Another significant submission was made by the Competion Commission through Mr. Bonakela, who felt strongly that the public disclosure of briefing patterns by super-users of the legal Profession (For example banks) will force the diversification that is so desperately needed in the profession. An example of this can be found in New York.

The fragmented nature of the profession was demonstrated when the Law Society of South Africa appeared before the Portfolio Committee. On the one hand you had elements in the Law Society lamenting the fact that the bill fails to provide for a single body representing the Legal Profession in South Africa, as is the case in all other SADEC Countries. On the other hand, Jan Stemmett`s approach was that government should merely provide for the framework in which the profession should exist, But that government should not run the legal profession. Needless to say, government has no intention of running the profession. Jan Stemmett then went on to say that the proposed Legal Services Ombud should be appointed by the Chief Justice, but he failed to set out how this should happen. We reject this proposal. However, the committee has conceded to the Ombud being appointed from the ranks of Judges Who are retired from active service.

Probably one of the most revealing submissions made to the committee came from the Chief Executive Officer of the Attorneys Fidelity Fund, Mr. Mhlatsi Molefe, who pointed out that 60% of The Fidelity Fund went towards propping up the Law Society in 2012. More importantly, the CEO stated that theft by Legal Practitioners in South Africa is growing exponentially. Aside from ensuring adequate policing of the profession, the CEO believes the Fund must be given the independence it needs – failure to do so could result in the Fidelity Fund being rendered bankrupt, as has occurred in New Zealand.

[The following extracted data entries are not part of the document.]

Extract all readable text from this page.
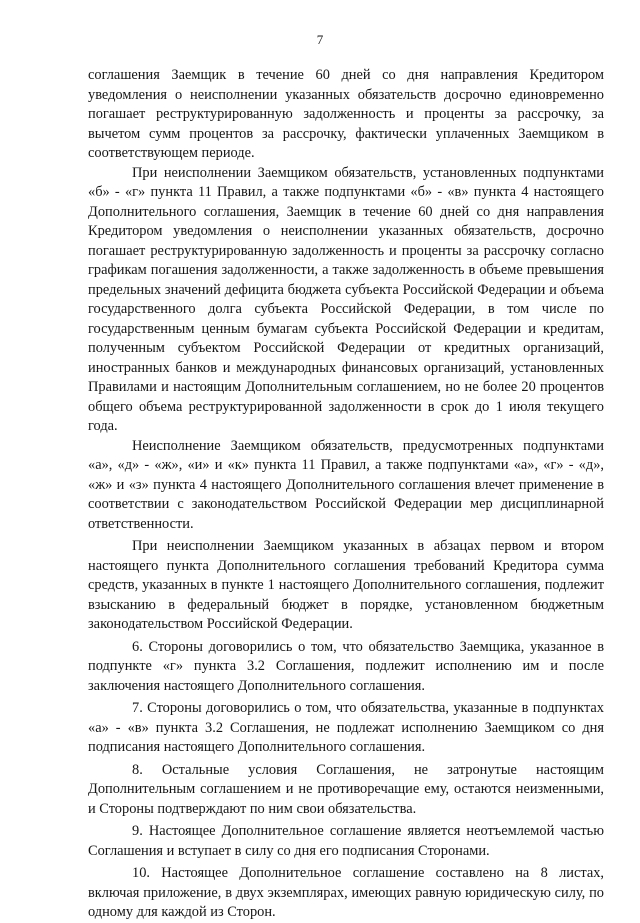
7

соглашения Заемщик в течение 60 дней со дня направления Кредитором уведомления о неисполнении указанных обязательств досрочно единовременно погашает реструктурированную задолженность и проценты за рассрочку, за вычетом сумм процентов за рассрочку, фактически уплаченных Заемщиком в соответствующем периоде.

При неисполнении Заемщиком обязательств, установленных подпунктами «б» - «г» пункта 11 Правил, а также подпунктами «б» - «в» пункта 4 настоящего Дополнительного соглашения, Заемщик в течение 60 дней со дня направления Кредитором уведомления о неисполнении указанных обязательств, досрочно погашает реструктурированную задолженность и проценты за рассрочку согласно графикам погашения задолженности, а также задолженность в объеме превышения предельных значений дефицита бюджета субъекта Российской Федерации и объема государственного долга субъекта Российской Федерации, в том числе по государственным ценным бумагам субъекта Российской Федерации и кредитам, полученным субъектом Российской Федерации от кредитных организаций, иностранных банков и международных финансовых организаций, установленных Правилами и настоящим Дополнительным соглашением, но не более 20 процентов общего объема реструктурированной задолженности в срок до 1 июля текущего года.

Неисполнение Заемщиком обязательств, предусмотренных подпунктами «а», «д» - «ж», «и» и «к» пункта 11 Правил, а также подпунктами «а», «г» - «д», «ж» и «з» пункта 4 настоящего Дополнительного соглашения влечет применение в соответствии с законодательством Российской Федерации мер дисциплинарной ответственности.

При неисполнении Заемщиком указанных в абзацах первом и втором настоящего пункта Дополнительного соглашения требований Кредитора сумма средств, указанных в пункте 1 настоящего Дополнительного соглашения, подлежит взысканию в федеральный бюджет в порядке, установленном бюджетным законодательством Российской Федерации.

6. Стороны договорились о том, что обязательство Заемщика, указанное в подпункте «г» пункта 3.2 Соглашения, подлежит исполнению им и после заключения настоящего Дополнительного соглашения.

7. Стороны договорились о том, что обязательства, указанные в подпунктах «а» - «в» пункта 3.2 Соглашения, не подлежат исполнению Заемщиком со дня подписания настоящего Дополнительного соглашения.

8. Остальные условия Соглашения, не затронутые настоящим Дополнительным соглашением и не противоречащие ему, остаются неизменными, и Стороны подтверждают по ним свои обязательства.

9. Настоящее Дополнительное соглашение является неотъемлемой частью Соглашения и вступает в силу со дня его подписания Сторонами.

10. Настоящее Дополнительное соглашение составлено на 8 листах, включая приложение, в двух экземплярах, имеющих равную юридическую силу, по одному для каждой из Сторон.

Chapter 6 of the Bill seeks to address Mr. Molefe`s concerns which are shared by most, if not all committee members.

Other notable features of the bill that will be addressed in more detail during the course of this debate are, amongst others:

  • Community Service For Legal Practitioners;
  • The fact that all disciplinary matters involving complaints against Legal Practitioners Must be conducted in an open, transparent forum where the complainant, the public and the media can follow the proceedings, including the publishing of particulars of such matters on the Legal Practice Council`s website;
  • Advocates who opt to accept briefs directly from the public must be registered as such with the Legal Practice Council and have to obtain a Fidelity Fund Certificate. Consequently, such Advocates will have to contribute to the Legal Practitioners` Fidelity Fund (To give it its proper title) in the same way that attorneys do.